We have also had a session with Ella’s brother working alongside her and also her Uncle who has helped finance some of the sessions. She loved showing them the horses and passing on her knowledge. We plan to have a session where Grandma can attend alongside her, (she has recently been diagnosed with Alzheimer’s and Ella feels it would really support her Grandma’s emotional health too).
Ella has recently said she cannot see a future, that there is nothing worth living for and that she has no hope of ever getting through this difficult time, but on the days when she is at Manor Farm, working alongside the horses she finds a distraction and relaxation to get away from the pain and sustains better sleep. She can be socially withdrawn or mute, however, she is learning to be more confident at her own pace around other people and has learnt to trust the staff at EAQ to be able to communicate with them.
She really looks forward to her days doing horse therapy and regardless of what her pain and mobility are like she makes a real effort to attend. Her physical health is improving steadily with some better range of movements and an increase in stamina being outside.

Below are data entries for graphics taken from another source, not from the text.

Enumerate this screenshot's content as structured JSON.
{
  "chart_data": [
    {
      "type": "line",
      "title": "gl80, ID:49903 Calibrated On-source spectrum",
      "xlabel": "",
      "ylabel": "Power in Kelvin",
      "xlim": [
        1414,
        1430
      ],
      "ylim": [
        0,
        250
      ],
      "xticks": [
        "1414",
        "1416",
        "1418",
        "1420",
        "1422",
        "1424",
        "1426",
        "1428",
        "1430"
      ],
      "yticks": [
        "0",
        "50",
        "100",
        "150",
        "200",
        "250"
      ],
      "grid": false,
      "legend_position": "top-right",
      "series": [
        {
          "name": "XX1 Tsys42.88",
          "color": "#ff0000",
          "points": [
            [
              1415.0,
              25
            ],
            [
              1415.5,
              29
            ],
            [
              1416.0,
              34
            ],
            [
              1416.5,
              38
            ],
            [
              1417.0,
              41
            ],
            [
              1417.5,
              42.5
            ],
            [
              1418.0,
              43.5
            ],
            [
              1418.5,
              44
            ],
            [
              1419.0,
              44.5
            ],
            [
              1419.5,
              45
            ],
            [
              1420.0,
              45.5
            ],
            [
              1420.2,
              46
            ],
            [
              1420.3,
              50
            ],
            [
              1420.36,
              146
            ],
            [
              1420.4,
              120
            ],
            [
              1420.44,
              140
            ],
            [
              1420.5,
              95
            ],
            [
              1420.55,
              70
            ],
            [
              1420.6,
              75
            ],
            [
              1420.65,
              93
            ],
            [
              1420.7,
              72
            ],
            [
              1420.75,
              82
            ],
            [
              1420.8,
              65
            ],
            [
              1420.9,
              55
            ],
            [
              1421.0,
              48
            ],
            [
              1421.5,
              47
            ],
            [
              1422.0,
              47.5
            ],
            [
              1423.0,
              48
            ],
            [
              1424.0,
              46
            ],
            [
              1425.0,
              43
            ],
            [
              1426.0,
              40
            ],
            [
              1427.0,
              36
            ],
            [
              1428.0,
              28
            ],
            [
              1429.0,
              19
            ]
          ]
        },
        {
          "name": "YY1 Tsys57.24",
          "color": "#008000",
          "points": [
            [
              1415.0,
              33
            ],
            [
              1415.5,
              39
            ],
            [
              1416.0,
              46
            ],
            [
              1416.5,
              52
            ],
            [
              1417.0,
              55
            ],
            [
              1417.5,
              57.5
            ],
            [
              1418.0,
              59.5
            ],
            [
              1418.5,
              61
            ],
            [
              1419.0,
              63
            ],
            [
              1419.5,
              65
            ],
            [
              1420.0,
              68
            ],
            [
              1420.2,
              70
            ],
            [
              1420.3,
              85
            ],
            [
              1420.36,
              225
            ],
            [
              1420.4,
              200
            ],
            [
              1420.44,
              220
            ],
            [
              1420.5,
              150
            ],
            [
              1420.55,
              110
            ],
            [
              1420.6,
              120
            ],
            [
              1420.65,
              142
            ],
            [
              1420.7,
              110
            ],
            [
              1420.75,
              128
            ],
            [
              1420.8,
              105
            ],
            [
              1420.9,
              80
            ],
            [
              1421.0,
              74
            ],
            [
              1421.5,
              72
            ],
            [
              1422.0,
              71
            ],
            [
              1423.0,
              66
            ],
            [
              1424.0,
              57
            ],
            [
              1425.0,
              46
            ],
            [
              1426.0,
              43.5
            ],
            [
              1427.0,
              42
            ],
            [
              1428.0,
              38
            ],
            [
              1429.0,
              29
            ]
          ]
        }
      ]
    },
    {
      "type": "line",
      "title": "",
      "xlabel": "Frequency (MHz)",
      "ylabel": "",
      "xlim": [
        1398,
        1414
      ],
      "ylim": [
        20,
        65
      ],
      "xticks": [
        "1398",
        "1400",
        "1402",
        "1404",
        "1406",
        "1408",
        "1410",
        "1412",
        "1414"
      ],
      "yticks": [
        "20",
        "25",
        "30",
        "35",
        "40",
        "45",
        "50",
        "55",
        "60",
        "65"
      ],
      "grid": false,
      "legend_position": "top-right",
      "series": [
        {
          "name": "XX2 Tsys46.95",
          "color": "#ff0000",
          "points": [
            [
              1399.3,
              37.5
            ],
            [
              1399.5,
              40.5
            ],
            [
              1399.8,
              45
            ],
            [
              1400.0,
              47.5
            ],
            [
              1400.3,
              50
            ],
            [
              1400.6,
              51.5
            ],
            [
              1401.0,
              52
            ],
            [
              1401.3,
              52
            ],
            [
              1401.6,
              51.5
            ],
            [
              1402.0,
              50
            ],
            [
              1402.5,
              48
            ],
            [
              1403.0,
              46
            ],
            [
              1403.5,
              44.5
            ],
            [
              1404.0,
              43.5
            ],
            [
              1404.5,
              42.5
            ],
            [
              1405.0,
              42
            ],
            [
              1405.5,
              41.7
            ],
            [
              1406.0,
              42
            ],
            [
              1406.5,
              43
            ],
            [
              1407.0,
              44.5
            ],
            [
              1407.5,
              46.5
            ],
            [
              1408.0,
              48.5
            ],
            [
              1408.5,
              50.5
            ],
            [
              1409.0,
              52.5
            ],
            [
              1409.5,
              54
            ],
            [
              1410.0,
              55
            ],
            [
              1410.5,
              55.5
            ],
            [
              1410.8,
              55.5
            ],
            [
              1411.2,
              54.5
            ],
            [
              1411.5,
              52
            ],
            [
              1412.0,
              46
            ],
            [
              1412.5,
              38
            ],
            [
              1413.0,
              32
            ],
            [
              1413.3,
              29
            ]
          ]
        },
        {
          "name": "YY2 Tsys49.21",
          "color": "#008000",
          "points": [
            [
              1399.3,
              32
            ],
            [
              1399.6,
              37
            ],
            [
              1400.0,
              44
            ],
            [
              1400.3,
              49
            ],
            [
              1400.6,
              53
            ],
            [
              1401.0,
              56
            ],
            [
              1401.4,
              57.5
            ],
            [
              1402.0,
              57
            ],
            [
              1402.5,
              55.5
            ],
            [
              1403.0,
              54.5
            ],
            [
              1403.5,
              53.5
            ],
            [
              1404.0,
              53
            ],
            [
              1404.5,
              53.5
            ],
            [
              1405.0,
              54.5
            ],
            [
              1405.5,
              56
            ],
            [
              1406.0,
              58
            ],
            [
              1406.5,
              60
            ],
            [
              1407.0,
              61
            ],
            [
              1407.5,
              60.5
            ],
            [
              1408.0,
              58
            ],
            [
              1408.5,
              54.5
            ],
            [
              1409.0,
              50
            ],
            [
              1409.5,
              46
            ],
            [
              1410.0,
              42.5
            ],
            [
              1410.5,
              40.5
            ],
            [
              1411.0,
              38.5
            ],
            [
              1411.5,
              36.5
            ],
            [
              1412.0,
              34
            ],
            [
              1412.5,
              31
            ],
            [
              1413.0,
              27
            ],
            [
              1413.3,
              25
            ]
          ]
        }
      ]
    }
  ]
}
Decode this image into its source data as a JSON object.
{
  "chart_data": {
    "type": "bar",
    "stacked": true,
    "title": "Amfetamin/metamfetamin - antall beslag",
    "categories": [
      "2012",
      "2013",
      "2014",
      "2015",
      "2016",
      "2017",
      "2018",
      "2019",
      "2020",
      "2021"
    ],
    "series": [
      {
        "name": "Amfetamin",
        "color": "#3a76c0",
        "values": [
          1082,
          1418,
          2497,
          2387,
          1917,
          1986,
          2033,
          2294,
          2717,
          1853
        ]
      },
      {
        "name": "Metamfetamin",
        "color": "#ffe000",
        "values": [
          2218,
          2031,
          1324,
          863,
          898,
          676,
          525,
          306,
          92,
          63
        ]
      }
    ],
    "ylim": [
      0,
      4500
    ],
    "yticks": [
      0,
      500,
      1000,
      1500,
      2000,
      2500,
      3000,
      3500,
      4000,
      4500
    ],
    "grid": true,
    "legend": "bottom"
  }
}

Equine Assisted Learning (EAL) is a unique learning experience that uses horses as active participants; it does not involve riding and no prior experience with horses is required. Horses make perfect learning partners as their natural responses provide immediate and honest feedback to your actions and behaviour giving you a deeper understanding of yourself. I honestly believe that spending time with the horses, alongside the fantastic team at Manor Farm will positively and permanently change your life and that of the family.’